Defines the Metal server's TCP port for API exposure. Default: 3000

verbosity

Sets the console logging verbosity, which can be one of the following values:

  • trace
  • debug
  • info
  • warn
  • error
  • silent

Default: warn

cache

Sets the Database server for storing cache objects. The configuration is the same as a source. (See: sources)

⚠️ IMPORTANT

This parameter must be configured if you plan to use the cache feature in Metal.

timezone

Sets the server's timezone.

A list of acceptable timezone values can be found here.

Default: UTC

authentication

Enables authentication on the Metal server with declared users in the users section. (See: users)

⚠️ IMPORTANT

At this stage, this parameter does not take a value.

yaml
server:
  authentication:

request-limit

Controls the maximum request body size.

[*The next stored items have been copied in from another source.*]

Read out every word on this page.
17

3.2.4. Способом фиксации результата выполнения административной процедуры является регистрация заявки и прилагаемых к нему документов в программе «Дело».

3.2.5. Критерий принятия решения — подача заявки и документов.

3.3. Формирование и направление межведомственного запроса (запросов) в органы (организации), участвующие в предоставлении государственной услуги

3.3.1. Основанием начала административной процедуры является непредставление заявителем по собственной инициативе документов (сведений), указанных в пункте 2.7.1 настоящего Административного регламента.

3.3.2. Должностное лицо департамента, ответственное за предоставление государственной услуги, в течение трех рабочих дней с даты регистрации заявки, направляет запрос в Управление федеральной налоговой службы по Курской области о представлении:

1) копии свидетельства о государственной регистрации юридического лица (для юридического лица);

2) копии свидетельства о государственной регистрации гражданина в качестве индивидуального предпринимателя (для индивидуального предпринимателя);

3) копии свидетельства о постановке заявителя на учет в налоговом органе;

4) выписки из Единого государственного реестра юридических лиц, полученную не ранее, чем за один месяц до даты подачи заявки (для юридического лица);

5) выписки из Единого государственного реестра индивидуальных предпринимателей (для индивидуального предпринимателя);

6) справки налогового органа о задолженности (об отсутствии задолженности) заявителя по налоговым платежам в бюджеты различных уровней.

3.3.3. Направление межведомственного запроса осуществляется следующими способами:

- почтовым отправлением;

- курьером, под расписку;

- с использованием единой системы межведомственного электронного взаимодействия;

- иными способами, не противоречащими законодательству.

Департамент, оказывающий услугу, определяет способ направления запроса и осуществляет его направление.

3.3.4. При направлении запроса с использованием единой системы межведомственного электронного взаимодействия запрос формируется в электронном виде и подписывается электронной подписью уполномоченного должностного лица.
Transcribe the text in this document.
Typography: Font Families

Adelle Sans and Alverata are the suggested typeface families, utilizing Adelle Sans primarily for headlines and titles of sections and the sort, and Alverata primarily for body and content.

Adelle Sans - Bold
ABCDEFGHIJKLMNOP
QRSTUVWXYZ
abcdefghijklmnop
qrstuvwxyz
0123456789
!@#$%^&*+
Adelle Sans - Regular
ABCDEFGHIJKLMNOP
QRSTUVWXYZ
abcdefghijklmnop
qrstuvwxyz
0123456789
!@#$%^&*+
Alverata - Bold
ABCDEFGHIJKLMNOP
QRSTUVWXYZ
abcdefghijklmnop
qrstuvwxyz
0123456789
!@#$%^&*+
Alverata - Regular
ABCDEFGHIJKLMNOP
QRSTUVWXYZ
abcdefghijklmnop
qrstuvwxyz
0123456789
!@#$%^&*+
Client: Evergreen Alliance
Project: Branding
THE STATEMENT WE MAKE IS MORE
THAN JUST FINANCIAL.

If this is a number, then the value specifies the number of bytes; if it is a string, the value is passed to the bytes library for parsing. For supported values, see here.

Default: 100mb

users

Declares a list of Metal users used when authentication is enabled with server.authentication.

Example:

yaml
users:
  admin: 123456
  guest: "654321"

sources

This section contains all source declarations and configurations that are applied to each database server endpoint connection, much like a connection string used in development.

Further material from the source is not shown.